War crimes trial of SQ Chy: Bangladesh’s SC to deliver verdict today

Salauddin Quader Chowdhury. Star file photo

All eyes are on the Supreme Court that is set to deliver today its verdict on an appeal of war criminal Salauddin Quader Chowdhury challenging his death penalty and other sentences.

A four-member SC bench headed by Chief Justice Surendra Kumar Sinha is set to sit at 9:00am and pronounce the judgment at the beginning of today's court proceedings.

This is the fifth time the Appellate Division of the SC is going to deliver a verdict

on an appeal against a tribunal's judgment.

The three other judges of the bench are Justice Nazmun Ara Sultana, Justice Syed Mahmud Hossain and Justice Hasan Foez Siddique.

On July 7, a four-member bench of the Appellate Division headed by the chief justice fixed today for delivering the verdict on the appeal after hearing it for 13 days.

Talking to The Daily Star on Sunday, both the state and the defence counsels expressed the hope of getting a verdict in their favour.

Attorney General Mahbubey Alam said he was optimistic that the Appellate Division would consider the gravity of Salauddin's wartime offences in 1971 and would uphold the Tribunal-1 verdict that sentenced him to death in four charges.

Salauddin should be sentenced to death for each of the three other charges in which the tribunal had sentenced him to 20 years in jail, he said.

The defence could not produce any credible evidence in support of their claim that Salauddin was not in Bangladesh during the war and was not involved in the crimes against humanity committed in Raozan of Chittagong, he added.

The attorney general also said several eyewitnesses had testified before the tribunal confirming Salauddin's involvement in atrocities, genocide and killing of the Hindus in different areas of Raozan and sufficient documents and evidence were produced as well.

Salauddin's principal lawyer Khandker Mahbub Hossain, meanwhile, told this correspondent that the prosecution had failed to produce credible and trustworthy evidence and witnesses before the court.

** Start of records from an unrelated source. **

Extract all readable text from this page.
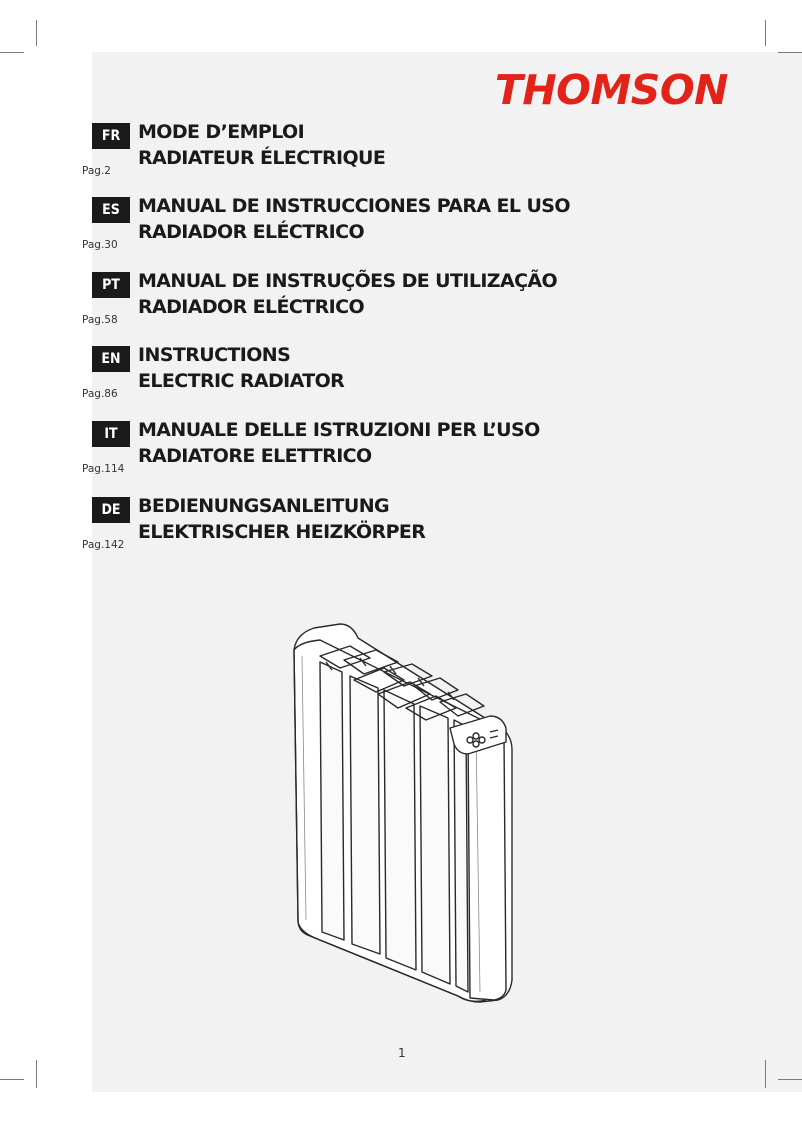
THOMSON
FR
Pag.2
MODE D’EMPLOI
RADIATEUR ÉLECTRIQUE
ES
Pag.30
MANUAL DE INSTRUCCIONES PARA EL USO
RADIADOR ELÉCTRICO
PT
Pag.58
MANUAL DE INSTRUÇÕES DE UTILIZAÇÃO
RADIADOR ELÉCTRICO
EN
Pag.86
INSTRUCTIONS
ELECTRIC RADIATOR
IT
Pag.114
MANUALE DELLE ISTRUZIONI PER L’USO
RADIATORE ELETTRICO
DE
Pag.142
BEDIENUNGSANLEITUNG
ELEKTRISCHER HEIZKÖRPER
1
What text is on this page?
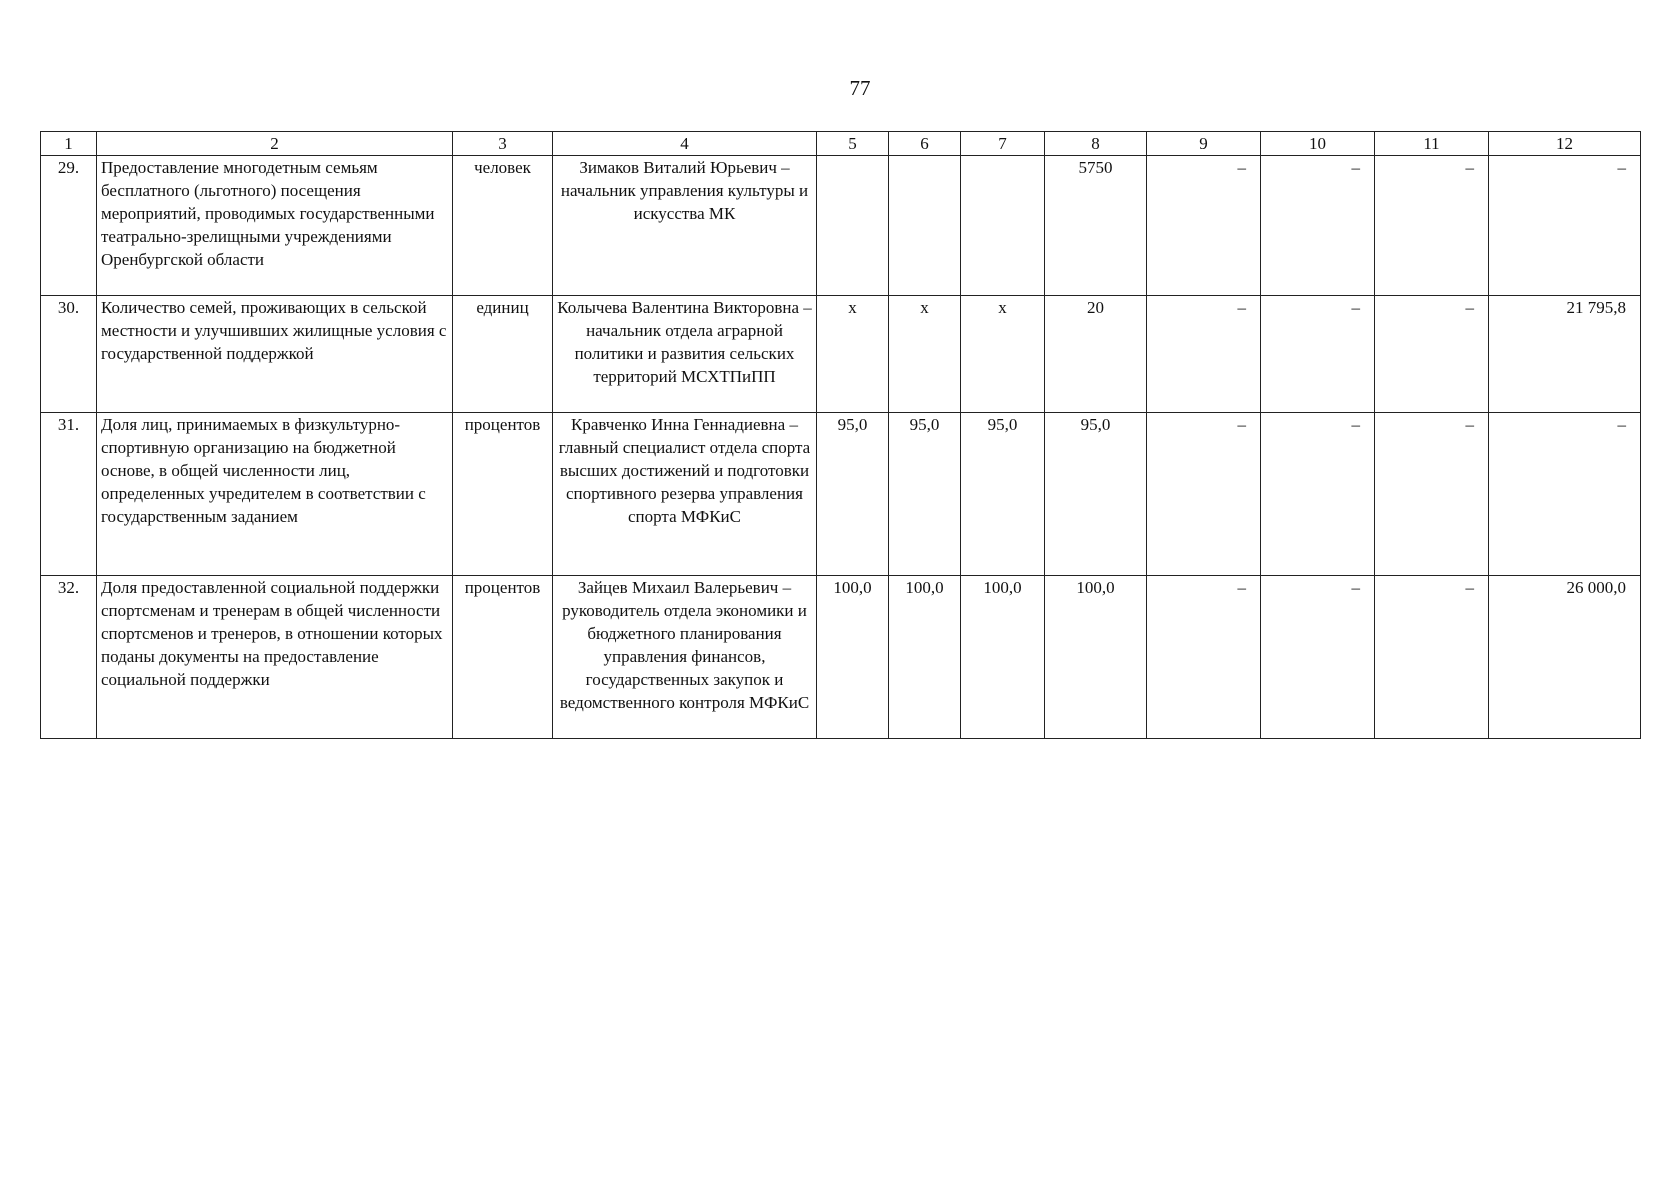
77
1	2	3	4	5	6	7	8	9	10	11	12
29.	Предоставление многодетным семьям бесплатного (льготного) посещения мероприятий, проводимых государственными театрально-зрелищными учреждениями Оренбургской области	человек	Зимаков Виталий Юрьевич – начальник управления культуры и искусства МК				5750	–	–	–	–
30.	Количество семей, проживающих в сельской местности и улучшивших жилищные условия с государственной поддержкой	единиц	Колычева Валентина Викторовна – начальник отдела аграрной политики и развития сельских территорий МСХТПиПП	x	x	x	20	–	–	–	21 795,8
31.	Доля лиц, принимаемых в физкультурно-спортивную организацию на бюджетной основе, в общей численности лиц, определенных учредителем в соответствии с государственным заданием	процентов	Кравченко Инна Геннадиевна – главный специалист отдела спорта высших достижений и подготовки спортивного резерва управления спорта МФКиС	95,0	95,0	95,0	95,0	–	–	–	–
32.	Доля предоставленной социальной поддержки спортсменам и тренерам в общей численности спортсменов и тренеров, в отношении которых поданы документы на предоставление социальной поддержки	процентов	Зайцев Михаил Валерьевич – руководитель отдела экономики и бюджетного планирования управления финансов, государственных закупок и ведомственного контроля МФКиС	100,0	100,0	100,0	100,0	–	–	–	26 000,0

 “I hope the Supreme Court will acquit Salauddin Quader Chowdhury of all the charges considering relevant evidence, documents and circumstances,” he added.

Yesterday, the attorney general refuted allegations by Khandker Mahbub who said Gonojagoron Mancha had been pressing the apex court with their demand for his client's death sentence, “which was tantamount to contempt of court”.

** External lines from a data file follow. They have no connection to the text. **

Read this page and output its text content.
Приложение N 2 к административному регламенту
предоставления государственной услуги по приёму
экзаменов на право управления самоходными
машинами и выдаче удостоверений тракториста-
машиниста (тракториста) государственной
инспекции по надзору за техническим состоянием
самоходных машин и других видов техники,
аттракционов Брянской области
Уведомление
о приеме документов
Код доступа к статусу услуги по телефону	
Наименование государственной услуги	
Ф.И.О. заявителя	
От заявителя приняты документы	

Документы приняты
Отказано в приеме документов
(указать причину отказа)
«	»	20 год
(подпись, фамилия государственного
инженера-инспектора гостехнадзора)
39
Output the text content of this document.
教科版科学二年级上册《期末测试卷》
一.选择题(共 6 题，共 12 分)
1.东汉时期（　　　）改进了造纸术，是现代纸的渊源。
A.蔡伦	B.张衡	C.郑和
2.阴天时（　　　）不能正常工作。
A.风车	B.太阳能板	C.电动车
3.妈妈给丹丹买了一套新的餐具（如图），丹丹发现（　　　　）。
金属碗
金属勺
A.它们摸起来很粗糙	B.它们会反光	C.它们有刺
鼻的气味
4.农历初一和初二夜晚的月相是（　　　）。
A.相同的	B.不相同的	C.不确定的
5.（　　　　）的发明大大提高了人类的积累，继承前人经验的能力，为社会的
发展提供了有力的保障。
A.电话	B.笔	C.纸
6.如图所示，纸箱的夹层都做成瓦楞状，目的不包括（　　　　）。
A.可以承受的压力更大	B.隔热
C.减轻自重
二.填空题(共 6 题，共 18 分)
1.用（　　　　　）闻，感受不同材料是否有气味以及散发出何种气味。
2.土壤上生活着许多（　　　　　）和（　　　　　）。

Briefing reporters at his office, Mahbubey Alam said the demand of the Mancha, a youth platform that wants maximum punishment for war criminals, was not contemptuous.

He also said Salauddin's family had been trying to make the trial questionable through leaking the draft verdict of the tribunal in October 2013.

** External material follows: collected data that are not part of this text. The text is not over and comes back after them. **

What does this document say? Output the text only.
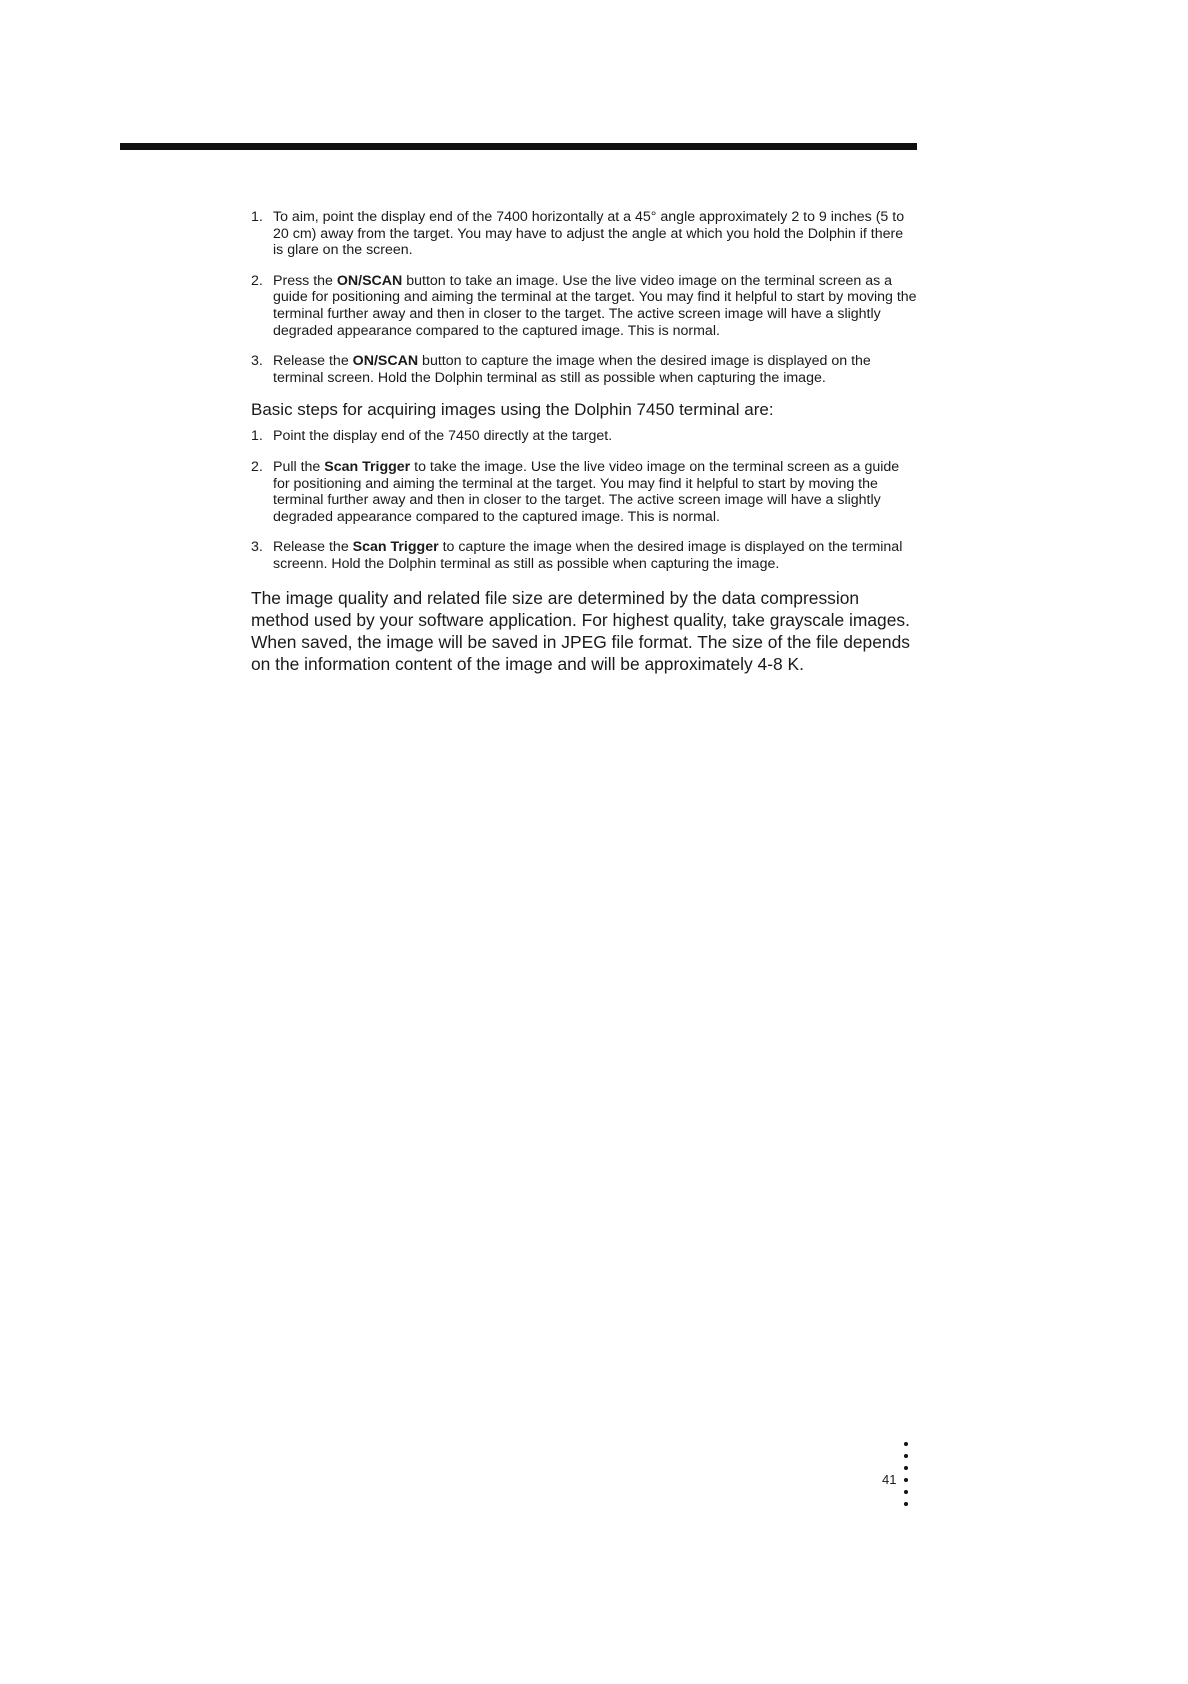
1. To aim, point the display end of the 7400 horizontally at a 45° angle approximately 2 to 9 inches (5 to 20 cm) away from the target. You may have to adjust the angle at which you hold the Dolphin if there is glare on the screen.
2. Press the ON/SCAN button to take an image. Use the live video image on the terminal screen as a guide for positioning and aiming the terminal at the target. You may find it helpful to start by moving the terminal further away and then in closer to the target. The active screen image will have a slightly degraded appearance compared to the captured image. This is normal.
3. Release the ON/SCAN button to capture the image when the desired image is displayed on the terminal screen. Hold the Dolphin terminal as still as possible when capturing the image.

Basic steps for acquiring images using the Dolphin 7450 terminal are:

1. Point the display end of the 7450 directly at the target.
2. Pull the Scan Trigger to take the image. Use the live video image on the terminal screen as a guide for positioning and aiming the terminal at the target. You may find it helpful to start by moving the terminal further away and then in closer to the target. The active screen image will have a slightly degraded appearance compared to the captured image. This is normal.
3. Release the Scan Trigger to capture the image when the desired image is displayed on the terminal screenn. Hold the Dolphin terminal as still as possible when capturing the image.

The image quality and related file size are determined by the data compression method used by your software application. For highest quality, take grayscale images. When saved, the image will be saved in JPEG file format. The size of the file depends on the information content of the image and will be approximately 4-8 K.

41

Earlier in the day, Khandker Mahbub alleged that the activists of Gonojagoron Mancha were chanting slogans on streets demanding death for Salauddin, although the trial against him was pending with the apex court.

Talking to reporters at the Supreme Court Bar Association premises, the defence counsel expressed the hope that the SC would strictly consider the matter.

On October 1, 2013, the International Crimes Tribunal-1 found the BNP leader Salauddin, now 66, guilty of nine of the 23 charges brought against him of committing crimes against humanity.

The tribunal handed him death penalty on each of four charges -- involvement in the killing of Natun Chandra Singha, Awami League leader Mozaffar Ahmed and his son; and genocide in Raozan.

The tribunal sentenced him to 20 years in jail for each of three charges -- acts of genocide at Madhya Gohira Hindu Para, and acts of genocide, persecution and deportation at Jagotmallo Para, and the killing of Satish Chandra Palit in Raozan.

He was found guilty and sentenced to five years' imprisonment on each of two charges of abducting, confining and torturing Saleh Uddin, who later became vice-chancellor of Shahjalal University of Science and Technology, and Nizamuddin Ahmed, who later became a journalist.

The BNP leader on October 29, 2013 appealed to the SC against the verdict seeking acquittal of all charges.

Law enforcers arrested Salauddin on December 16, 2010, at Banani in the capital in connection with torching a car in Moghbazar on June 26.

He was shown arrested on December 19 following a warrant issued by the tribunal.

Shiblee Noman, assistant commissioner of Dhaka Metropolitan Police (Ramna Zone), yesterday said additional security measures had been taken at the SC premises to avert any untoward incident ahead of the verdict.